Both children are involved in scouting, which promotes trustworthiness, loyalty and friendliness, as well as reverence toward God. “I want them to be good kids,” Malik says.
Many faith traditions encourage good deeds, which Chagnon says provides children with an opportunity to see the effects of their work.
“They learn a lot more from making soup for a sick friend of the family, volunteering at the soup kitchen, visiting an older person in assisted living consistently,” she says.
Anything that involves sacrifice or work on the children’s part helps them see the direct result of their actions. That’s what Hansen-Sundaram and her husband experienced with their children when they traveled to India to celebrate Ayra’s Ayurushya Homan Puja, a Hindu ceremony marking a child’s first year of life.

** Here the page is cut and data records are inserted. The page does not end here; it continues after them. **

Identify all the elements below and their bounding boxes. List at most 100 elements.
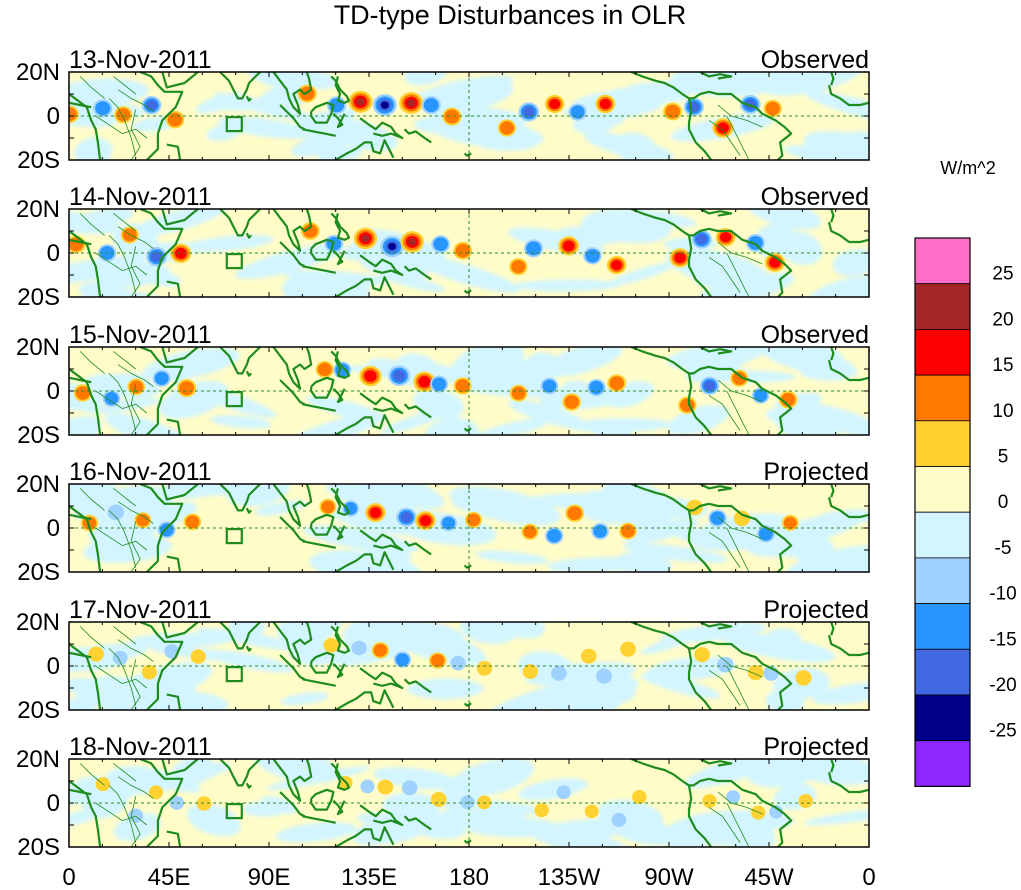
olr-contour [277, 622, 343, 645]
panel-status: Observed [761, 321, 869, 349]
coastline [332, 663, 346, 679]
country-border [117, 639, 154, 662]
olr-contour [585, 249, 600, 263]
olr-contour [369, 507, 382, 519]
coastline [359, 117, 404, 140]
olr-contour [112, 650, 128, 666]
country-border [726, 390, 750, 435]
x-tick-label: 45E [148, 864, 191, 890]
country-border [79, 76, 105, 99]
olr-contour [466, 513, 481, 527]
y-tick-label: 20N [16, 609, 60, 636]
olr-contour [392, 370, 406, 382]
coastline [687, 373, 713, 435]
country-border [717, 516, 763, 540]
x-tick-label: 135W [538, 864, 601, 890]
olr-contour [476, 660, 493, 676]
coastline [245, 370, 252, 377]
coastline [245, 232, 252, 239]
y-tick-label: 20S [17, 422, 60, 449]
coastline [330, 212, 351, 241]
olr-contour [687, 810, 770, 823]
olr-contour [169, 795, 185, 810]
olr-contour [753, 389, 768, 402]
x-tick-label: 90W [644, 864, 694, 890]
olr-contour [323, 637, 339, 653]
olr-contour [508, 399, 587, 429]
panel-date: 13-Nov-2011 [69, 46, 212, 74]
olr-contour [717, 656, 734, 673]
country-border [79, 626, 105, 649]
olr-contour [694, 647, 710, 663]
coastline [279, 654, 306, 681]
country-border [95, 252, 148, 276]
country-border [130, 521, 141, 572]
olr-contour [432, 377, 447, 391]
olr-contour [413, 256, 521, 293]
coastline [302, 403, 336, 412]
panel-status: Observed [761, 46, 869, 74]
colorbar-swatch [914, 557, 971, 605]
island-outline [225, 802, 243, 820]
olr-contour [765, 689, 804, 710]
coastline [403, 265, 432, 281]
olr-contour [185, 515, 200, 529]
olr-contour [614, 552, 673, 572]
country-border [130, 109, 141, 160]
coastline [331, 276, 395, 297]
olr-contour [141, 664, 157, 680]
coastline [630, 72, 793, 160]
olr-contour [499, 121, 514, 135]
olr-contour [758, 527, 773, 541]
coastline [166, 555, 182, 572]
coastline [272, 484, 313, 527]
country-border [108, 98, 137, 156]
colorbar-tick-label: 10 [992, 401, 1013, 422]
olr-contour [401, 780, 418, 796]
olr-contour [542, 379, 557, 393]
coastline [830, 209, 835, 223]
olr-contour [778, 231, 823, 265]
olr-contour [696, 234, 708, 245]
olr-contour [543, 347, 623, 377]
olr-contour [95, 101, 111, 116]
colorbar-swatch [914, 466, 971, 513]
coastline [830, 72, 835, 86]
colorbar-tick-label: -25 [989, 721, 1016, 742]
olr-contour [602, 484, 675, 515]
coastline [331, 689, 395, 710]
olr-contour [380, 101, 389, 109]
olr-contour [723, 633, 836, 663]
y-tick-label: 0 [47, 653, 60, 680]
coastline [463, 839, 472, 844]
olr-contour [813, 682, 869, 705]
coastline [310, 376, 335, 399]
coastline [699, 484, 733, 492]
olr-field [69, 347, 869, 435]
coastline [403, 815, 432, 831]
coastline [272, 209, 313, 252]
island-outline [225, 665, 243, 683]
olr-contour [423, 98, 439, 113]
coastline [330, 75, 351, 104]
coastline [463, 289, 472, 294]
colorbar: W/m^2 25 20 15 10 5 0 -5 -10 -15 -20 -25 [914, 158, 1017, 788]
olr-contour [806, 275, 869, 297]
olr-contour [647, 656, 736, 681]
x-tick-label: 45W [744, 864, 794, 890]
olr-contour [460, 795, 475, 810]
olr-contour [400, 511, 413, 523]
coastline [699, 347, 733, 355]
olr-contour [433, 237, 449, 252]
panel-status: Projected [763, 596, 869, 624]
olr-contour [522, 822, 631, 847]
coastline [330, 487, 351, 516]
country-border [717, 104, 763, 128]
olr-contour [373, 767, 459, 790]
olr-contour [726, 790, 741, 804]
olr-contour [167, 112, 183, 127]
olr-contour [477, 418, 550, 435]
olr-contour [261, 796, 298, 814]
panel-16-Nov-2011: 16-Nov-2011 Projected 20N 0 20S [16, 458, 870, 586]
olr-contour [640, 673, 721, 699]
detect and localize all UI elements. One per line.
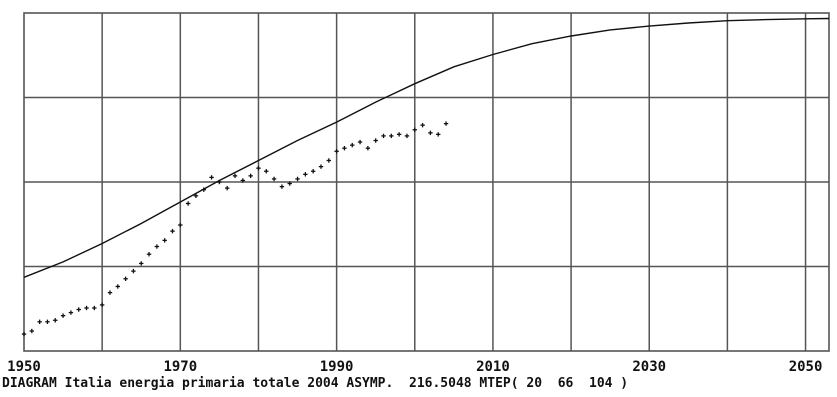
data-point xyxy=(264,169,269,174)
fit-curve-layer xyxy=(23,17,830,278)
data-point xyxy=(303,172,308,177)
data-point xyxy=(436,132,441,137)
data-point xyxy=(131,268,136,274)
data-point xyxy=(154,244,160,249)
data-point xyxy=(240,178,246,183)
data-point xyxy=(84,305,89,311)
data-point xyxy=(310,169,316,174)
data-point xyxy=(178,222,183,228)
data-point xyxy=(389,133,394,139)
data-points-layer xyxy=(21,121,449,337)
data-point xyxy=(279,184,285,189)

Arya’s puja occurred on Christmas Day in 1998. After the ceremony at the temple, Karthik, Arya, and their cousins served the puja meal to the children in a nearby orphanage.
Although the Sundarams did not exchange Christmas presents, Hansen-Sundaram says their present was serving the children on Christmas Day.
“We went there for a Hindu ceremony and got involved in a great Christmas holiday,” Hansen-Sundaram remarks.
Cathy Downs lives in Cary with her family.
Ages and stages of spiritual development
For this age group, Teresa Greco, licensed clinical social worker and child psychologist at Lucy Daniels Center Family Guidance Service in Cary, recommends teaching manners and sharing.
“Young children are developmentally selfish and aren’t good at sharing, but early modeling is the key to developing empathy,” she says.
The following activities can build caring and nurturing:
- Help your child care for a small pet.
- Make a card for a sick playmate.
- Bake cookies or deliver gifts to a neighbor or friend.
- Take your child along to experience the feelings associated with a good deed.
Spirituality in children 4 and younger begins with feeling safe and nurtured by more than one person and learning to trust, hope and survive challenges, according to Tryst Chagnon, director of religious education at the Unitarian Universalist Fellowship of Raleigh.
Elementary-aged children are concrete thinkers and are judgmental by nature, Greco says. She recommends talking more directly with them about different spiritual and moral perspectives.
- Explain and discuss your views about spirituality if a pet or loved one dies.
- Take your children with you to volunteer activities.
- Expose children to different worldviews and cultural events.
- Encourage problem-solving and conflict resolution.
Young school-aged children develop understanding about what religious community means by participating in it, Chagnon explains. They are beginning to explore religious questions and like stories that inspire wonder.
It is important for middle to upper elementary-aged children to know the core stories of their society, family and congregation, Chagnon notes. They’re interested in learning about religious ideas and identifying with others.
Middle School/High School
Preteens and teenagers are beginning to think more abstractly. Greco recommends discussing “hot topics” such as war, poverty and dating violence.
- Talk about and explore the complexity of events in the media or problems with a peer.
- Incorporate your values, but allow your children to express their views and values.
- Encourage volunteer activities.
- Encourage and tolerate their experience of different perspectives, religions, cultures and worldviews.